Articles | Volume 6, issue 11
Biogeosciences, 6, 2461–2473, 2009
https://doi.org/10.5194/bg-6-2461-2009

Special issue: Greenhouse gas exchanges, carbon balances and processes of...

Biogeosciences, 6, 2461–2473, 2009
https://doi.org/10.5194/bg-6-2461-2009

  05 Nov 2009

05 Nov 2009

Nitrous oxide production in boreal soils with variable organic matter content at low temperature – snow manipulation experiment

M. Maljanen1,*, P. Virkajärvi2, J. Hytönen3, M. Öquist4, T. Sparrman5, and P. J. Martikainen1 M. Maljanen et al.
  • 1University of Kuopio, Department of Environmental Science, P.O. Box 1627, 70211 Kuopio, Finland
  • 2Agrifood Research Finland, Animal Production Research, Halolantie 31 A, 71750 Maaninka, Finland
  • 3Finnish Forest Research Institute, Kannus Research Unit, P.O. Box 44, 69101 Kannus, Finland
  • 4Swedish University of Agricultural Sciences (SLU), Department of Forest Ecology and Management, Skogsmarksgränd, 90183 Umeå, Sweden
  • 5Umeå University, Department of Chemistry, 90187 Umeå, Sweden
  • *Renaming from 1 January 2010: University of Kuopio to University of Eastern Finland, marja.maljanen@uef.fi

Abstract. Agricultural soils are the most important sources for the greenhouse gas nitrous oxide (N2O), which is produced and emitted from soils also at low temperatures. The processes behind emissions at low temperatures are still poorly known. Snow is a good insulator and it keeps soil temperature rather constant.
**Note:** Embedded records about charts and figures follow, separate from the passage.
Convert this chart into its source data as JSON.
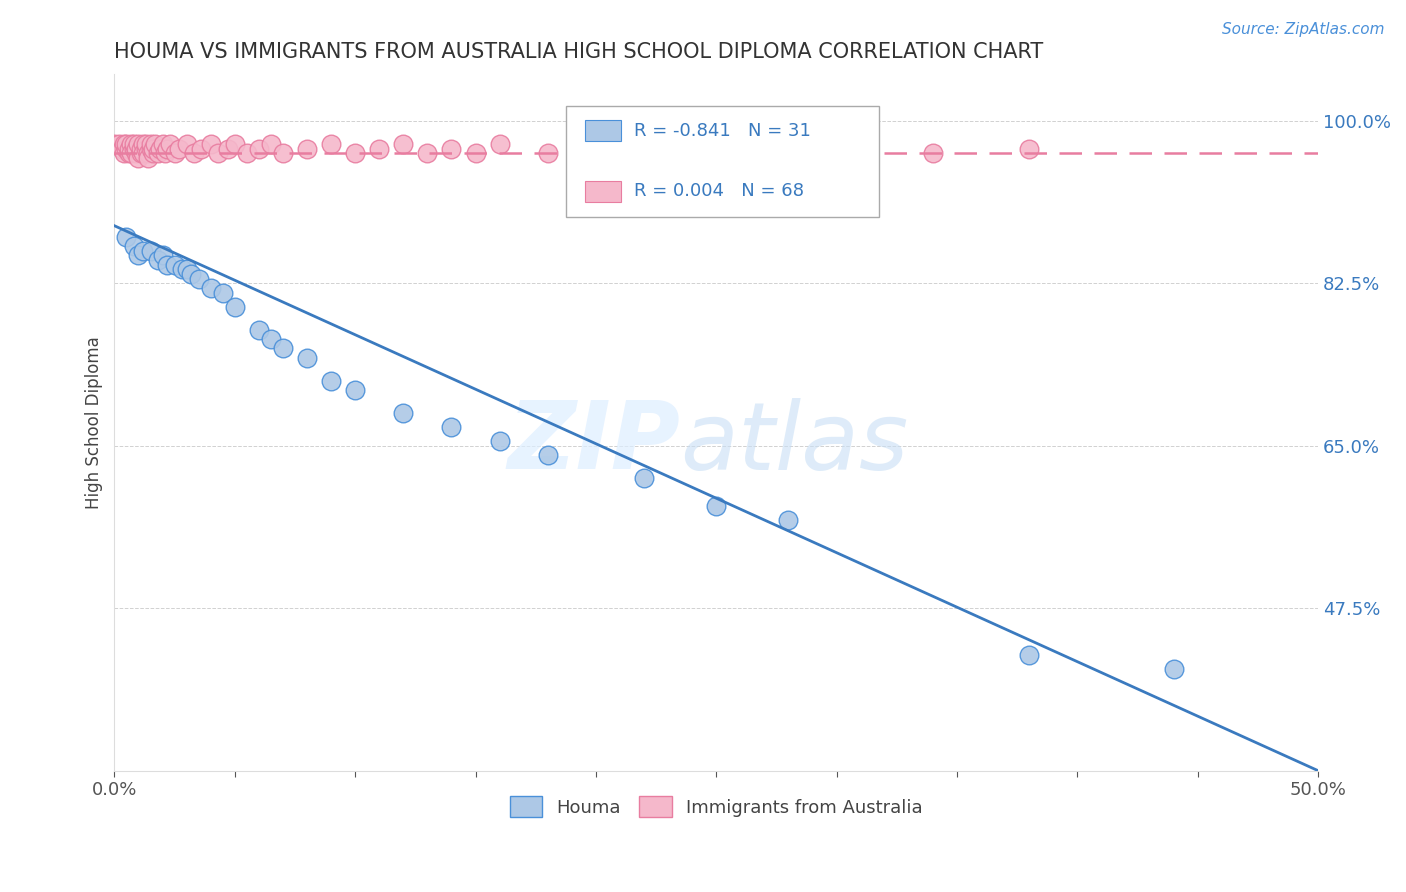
{
  "title": "HOUMA VS IMMIGRANTS FROM AUSTRALIA HIGH SCHOOL DIPLOMA CORRELATION CHART",
  "source": "Source: ZipAtlas.com",
  "ylabel": "High School Diploma",
  "xlim": [
    0.0,
    0.5
  ],
  "ylim": [
    0.3,
    1.05
  ],
  "xtick_positions": [
    0.0,
    0.05,
    0.1,
    0.15,
    0.2,
    0.25,
    0.3,
    0.35,
    0.4,
    0.45,
    0.5
  ],
  "xtick_labels_show": {
    "0.0": "0.0%",
    "0.5": "50.0%"
  },
  "ytick_positions": [
    0.475,
    0.65,
    0.825,
    1.0
  ],
  "ytick_labels": [
    "47.5%",
    "65.0%",
    "82.5%",
    "100.0%"
  ],
  "legend_houma": "Houma",
  "legend_aus": "Immigrants from Australia",
  "r_houma": -0.841,
  "n_houma": 31,
  "r_aus": 0.004,
  "n_aus": 68,
  "houma_color": "#adc8e6",
  "aus_color": "#f5b8cb",
  "houma_edge_color": "#4a90d9",
  "aus_edge_color": "#e87da0",
  "houma_line_color": "#3a7abf",
  "aus_line_color": "#e87da0",
  "watermark_zip_color": "#d8e8f5",
  "watermark_atlas_color": "#c5dff5",
  "background_color": "#ffffff",
  "houma_scatter_x": [
    0.005,
    0.008,
    0.01,
    0.012,
    0.015,
    0.018,
    0.02,
    0.022,
    0.025,
    0.028,
    0.03,
    0.032,
    0.035,
    0.04,
    0.045,
    0.05,
    0.06,
    0.065,
    0.07,
    0.08,
    0.09,
    0.1,
    0.12,
    0.14,
    0.16,
    0.18,
    0.22,
    0.25,
    0.28,
    0.38,
    0.44
  ],
  "houma_scatter_y": [
    0.875,
    0.865,
    0.855,
    0.86,
    0.86,
    0.85,
    0.855,
    0.845,
    0.845,
    0.84,
    0.84,
    0.835,
    0.83,
    0.82,
    0.815,
    0.8,
    0.775,
    0.765,
    0.755,
    0.745,
    0.72,
    0.71,
    0.685,
    0.67,
    0.655,
    0.64,
    0.615,
    0.585,
    0.57,
    0.425,
    0.41
  ],
  "aus_scatter_x": [
    0.0,
    0.002,
    0.003,
    0.004,
    0.004,
    0.005,
    0.005,
    0.006,
    0.006,
    0.007,
    0.007,
    0.008,
    0.008,
    0.009,
    0.009,
    0.01,
    0.01,
    0.011,
    0.011,
    0.012,
    0.012,
    0.013,
    0.013,
    0.014,
    0.014,
    0.015,
    0.015,
    0.016,
    0.016,
    0.017,
    0.018,
    0.019,
    0.02,
    0.021,
    0.022,
    0.023,
    0.025,
    0.027,
    0.03,
    0.033,
    0.036,
    0.04,
    0.043,
    0.047,
    0.05,
    0.055,
    0.06,
    0.065,
    0.07,
    0.08,
    0.09,
    0.1,
    0.11,
    0.12,
    0.13,
    0.14,
    0.15,
    0.16,
    0.18,
    0.2,
    0.22,
    0.25,
    0.28,
    0.31,
    0.34,
    0.38,
    0.28,
    0.25
  ],
  "aus_scatter_y": [
    0.975,
    0.975,
    0.97,
    0.975,
    0.965,
    0.97,
    0.975,
    0.965,
    0.97,
    0.975,
    0.965,
    0.97,
    0.975,
    0.965,
    0.97,
    0.975,
    0.96,
    0.965,
    0.97,
    0.975,
    0.965,
    0.97,
    0.975,
    0.965,
    0.96,
    0.97,
    0.975,
    0.965,
    0.97,
    0.975,
    0.965,
    0.97,
    0.975,
    0.965,
    0.97,
    0.975,
    0.965,
    0.97,
    0.975,
    0.965,
    0.97,
    0.975,
    0.965,
    0.97,
    0.975,
    0.965,
    0.97,
    0.975,
    0.965,
    0.97,
    0.975,
    0.965,
    0.97,
    0.975,
    0.965,
    0.97,
    0.965,
    0.975,
    0.965,
    0.97,
    0.975,
    0.965,
    0.97,
    0.975,
    0.965,
    0.97,
    0.93,
    0.94
  ],
  "houma_line_x": [
    0.0,
    0.5
  ],
  "houma_line_y": [
    0.887,
    0.3
  ],
  "aus_line_y": 0.965,
  "aus_line_x_start": 0.0,
  "aus_line_x_end": 0.5
}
To simulate the effects of a reduction in snow depth on N2O emission in warming climate, snow pack was removed from experimental plots on three different agricultural soils (sand, mull, peat). Removal of snow lowered soil temperature and increased the extent and duration of soil frost in sand and mull soils. This led to enhanced N2O emissions during freezing and thawing events. The cumulative emissions during the first year when snow was removed over the whole winter were 0.25, 0.66 and 3.0 g N2O-N m−2 yr−1 in control plots of sand, mull and peat soils, respectively. In the treatment plots, without snow cover, the respective cumulative emissions were 0.37, 1.3 and 3.3 g N2O-N m−2 yr−1. Shorter snow manipulation during the second year did not increase the annual emissions. Only 20% of the N2O emission occurred during the growing season. Thus, these results highlight the importance of the winter season for this exchange and that the year-round measurements of annual N2O emissions from boreal soils are integral for estimating their N2O source strength. N2O accumulated in the frozen soil during winter and the soil N2O concentration correlated with the depth of frost but not with the winter N2O emission rates per se. Also laboratory incubations of soil samples showed high production rates of N2O at temperatures below 0°C, especially in the sand and peat soils.